A Fashion Statement

When Bridget Kent heard a presentation at school two years ago about how workers are unfairly treated, were severely underpaid and worked overly long hours in unsanitary and dangerous conditions in certain factories that manufacture garments, she decided to change her views on clothing.

“I thought, I can’t just ignore this, I have to do something,” says Kent, a junior at Notre Dame-Cathedral Latin High School.
When fair trade stores such as American Apparel and Revive opened in her Cleveland Heights neighborhood, she made the conscious decision to buy as much ethically made attire as possible. She now estimates that half of her clothes are made by workers who are treated fairly.
 
“It’s possible to have a wardrobe that is almost, if not all, fair trade that’s still stylish and in fashion,” she says.
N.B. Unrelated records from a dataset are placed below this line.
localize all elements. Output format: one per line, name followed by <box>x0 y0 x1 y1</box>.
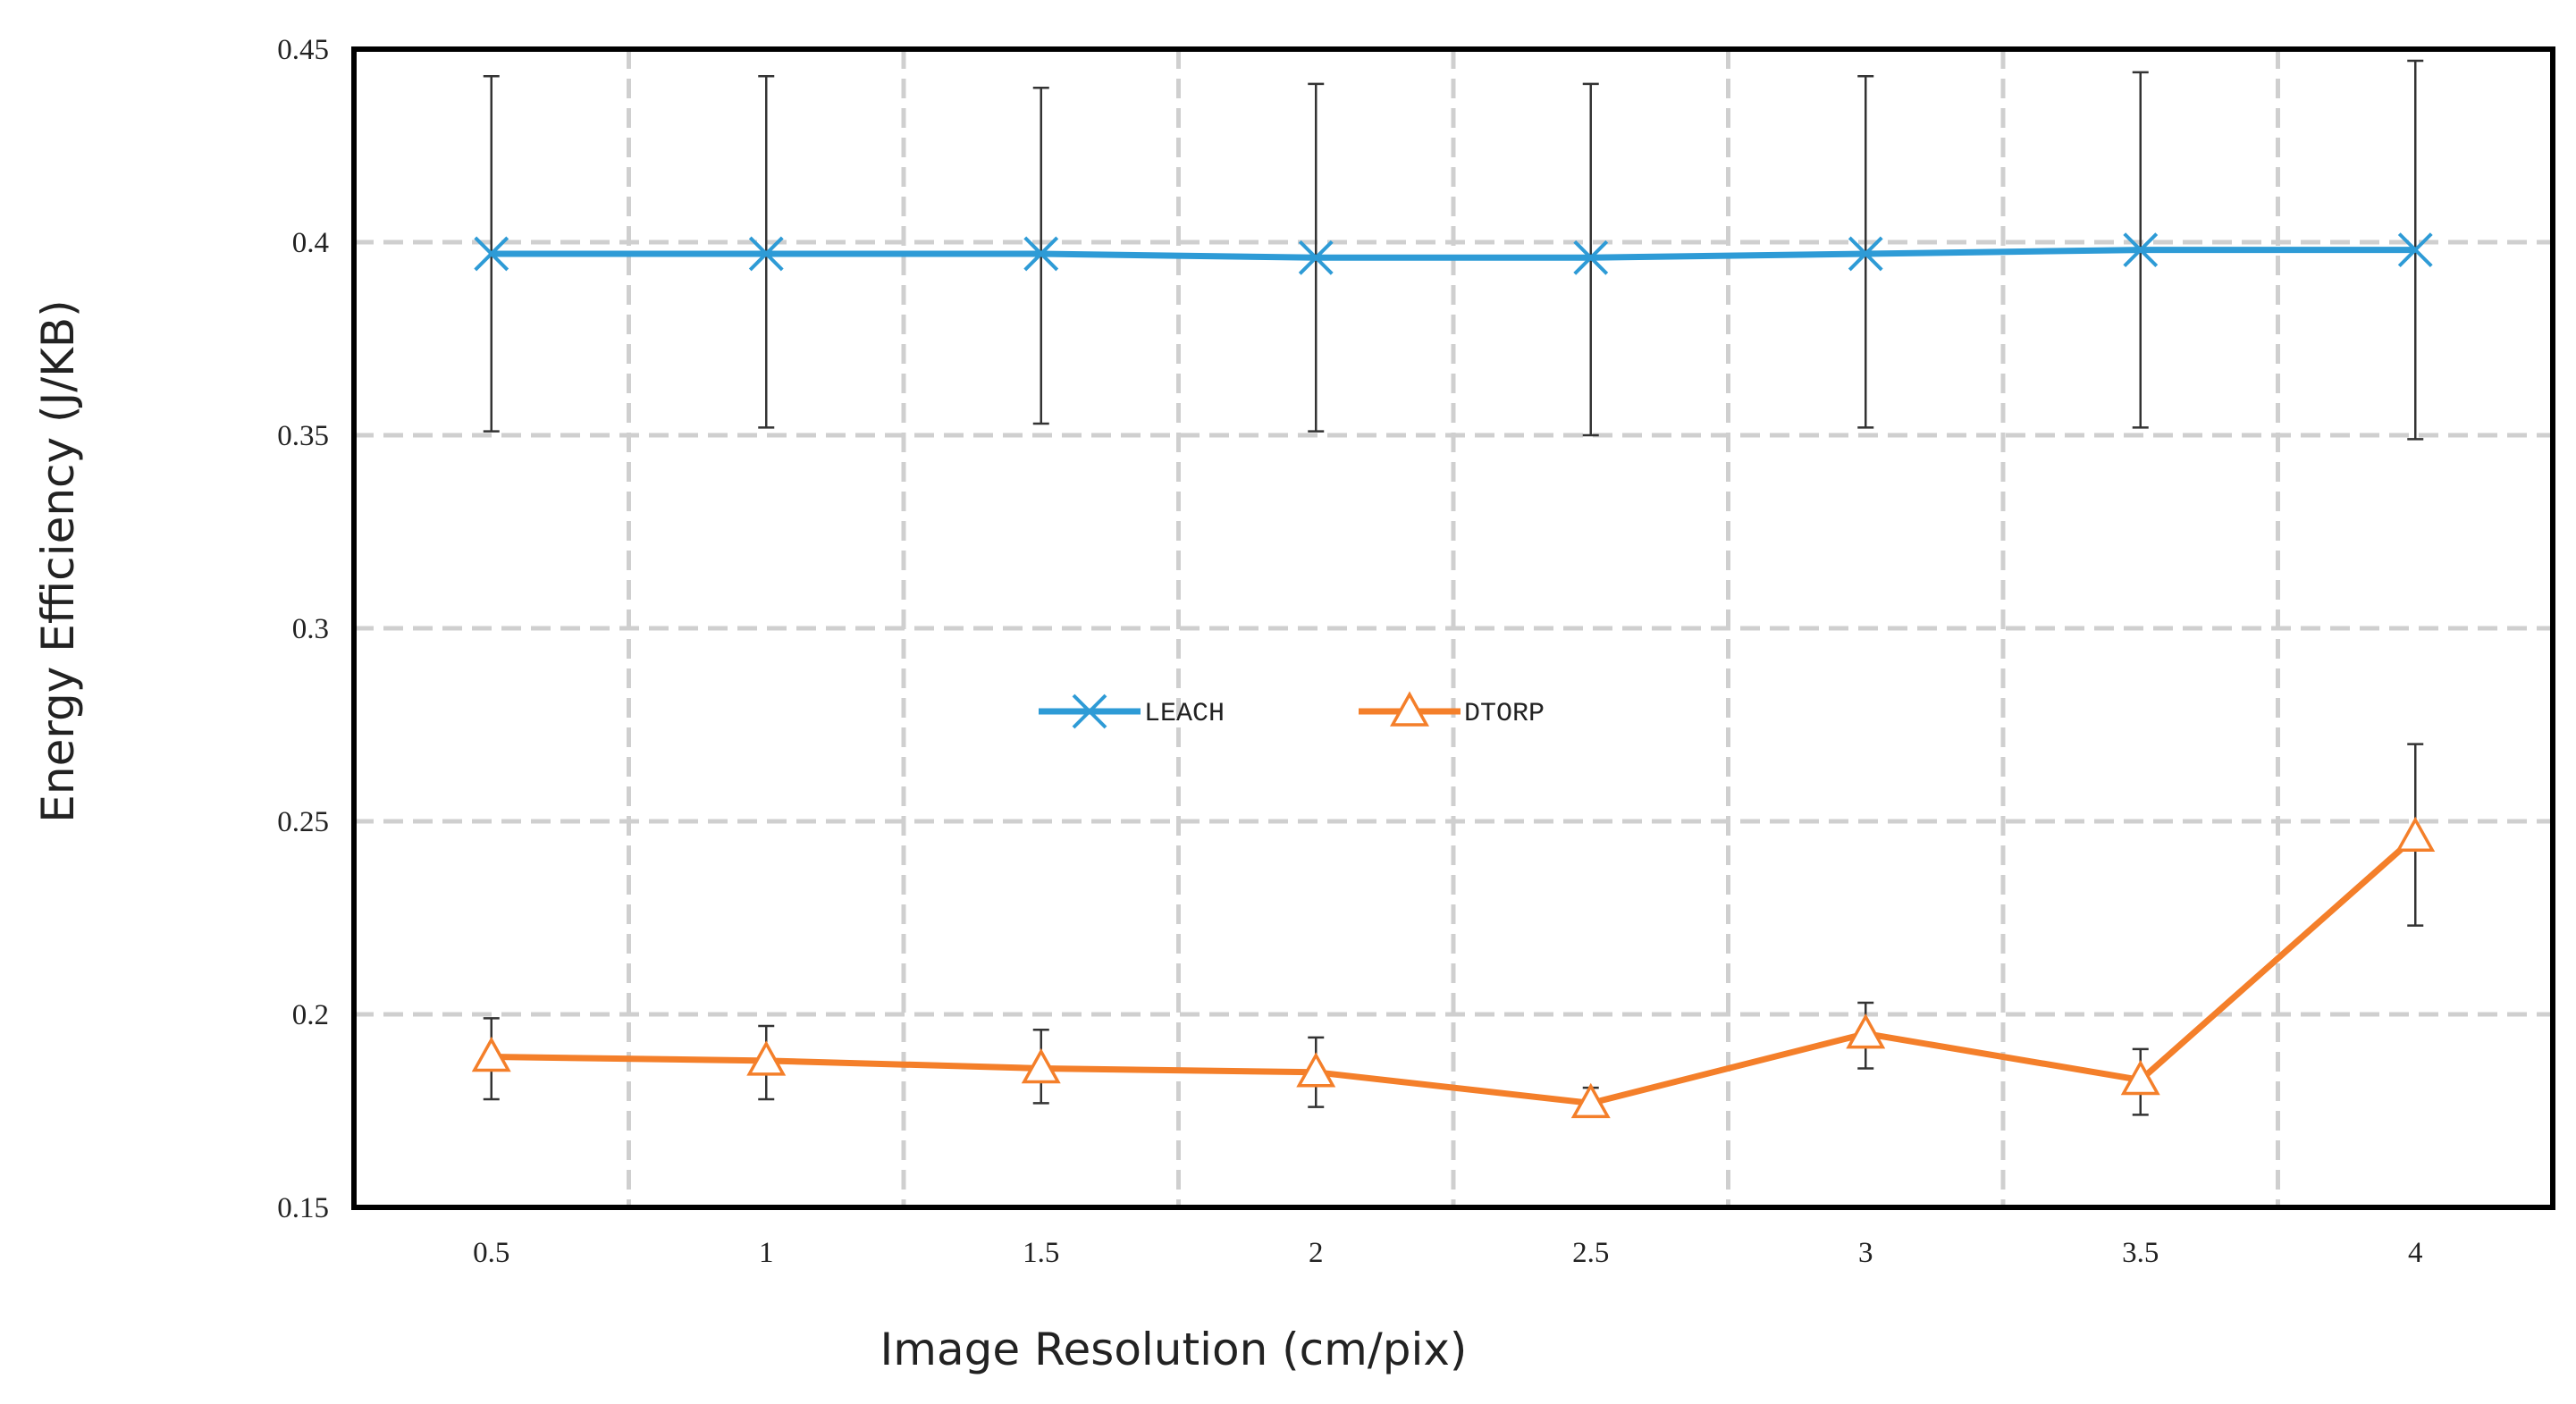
x-tick-label: 3 <box>1858 1237 1873 1269</box>
marker-stroke <box>1298 240 1334 275</box>
leach-point <box>1848 236 1883 272</box>
marker-stroke <box>1573 240 1609 275</box>
dtorp-point <box>1296 1052 1336 1088</box>
dtorp-point <box>1021 1047 1061 1084</box>
x-tick-labels: 0.5 1 1.5 2 2.5 3 3.5 4 <box>473 1237 2422 1269</box>
leach-point <box>1298 240 1334 275</box>
leach-series-line <box>491 247 2416 261</box>
x-tick-label: 0.5 <box>473 1237 509 1269</box>
legend-leach-marker <box>1072 694 1107 729</box>
marker-stroke <box>474 236 509 272</box>
marker-stroke <box>1848 236 1883 272</box>
leach-point <box>748 236 784 272</box>
gridlines <box>354 49 2553 1207</box>
x-tick-label: 1.5 <box>1023 1237 1059 1269</box>
leach-point <box>1023 236 1059 272</box>
x-axis-title: Image Resolution (cm/pix) <box>880 1324 1468 1375</box>
dtorp-point <box>2120 1059 2160 1096</box>
leach-point <box>2123 232 2159 268</box>
dtorp-point <box>1570 1082 1611 1119</box>
leach-point <box>474 236 509 272</box>
legend-leach-label: LEACH <box>1144 699 1225 729</box>
x-tick-label: 2 <box>1309 1237 1324 1269</box>
x-tick-label: 3.5 <box>2122 1237 2159 1269</box>
marker-stroke <box>2123 232 2159 268</box>
legend-dtorp-label: DTORP <box>1464 699 1545 729</box>
marker-stroke <box>1072 694 1107 729</box>
x-tick-label: 4 <box>2408 1237 2423 1269</box>
x-tick-label: 2.5 <box>1572 1237 1609 1269</box>
dtorp-point <box>471 1036 511 1072</box>
y-tick-label: 0.15 <box>277 1192 329 1224</box>
leach-point <box>1573 240 1609 275</box>
y-tick-labels: 0.15 0.2 0.25 0.3 0.35 0.4 0.45 <box>277 34 329 1224</box>
dtorp-point <box>1846 1013 1886 1049</box>
marker-stroke <box>1023 236 1059 272</box>
y-tick-label: 0.4 <box>292 227 329 259</box>
y-tick-label: 0.35 <box>277 420 329 452</box>
legend-dtorp-marker <box>1390 691 1429 727</box>
dtorp-point <box>746 1040 787 1076</box>
y-tick-label: 0.25 <box>277 806 329 838</box>
y-tick-label: 0.3 <box>292 613 329 645</box>
marker-stroke <box>2397 232 2433 268</box>
y-axis-title: Energy Efficiency (J/KB) <box>32 299 84 822</box>
marker-stroke <box>748 236 784 272</box>
leach-point <box>2397 232 2433 268</box>
dtorp-point <box>2395 816 2436 853</box>
data-series <box>471 232 2436 1119</box>
dtorp-series-line <box>491 834 2418 1106</box>
y-tick-label: 0.2 <box>292 999 329 1031</box>
y-tick-label: 0.45 <box>277 34 329 66</box>
x-tick-label: 1 <box>759 1237 774 1269</box>
legend: LEACH DTORP <box>1039 691 1545 729</box>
Kent and dozens of other students from Notre Dame-Cathedral Latin Social Justice Club and Catholic Schools for Peace and Justice are organizing their second annual celebration of World Fair Trade Day. Students from area schools have arranged student bands, speakers, multimedia presentations and a variety of regional and national vendors, including Revive, Ten Thousand Villages, Equal Exchange, Phoenix Coffee and Heartbeats.
 
The main event will be a fashion show, featuring about two dozen models walking 50 outfits down a catwalk. “[The workers] are treated like human beings, and that reflects in the clothing,” says Samantha Albert, a senior at NDCL and one of the event organizers. “You’re not just buying clothes, you’re buying a story.”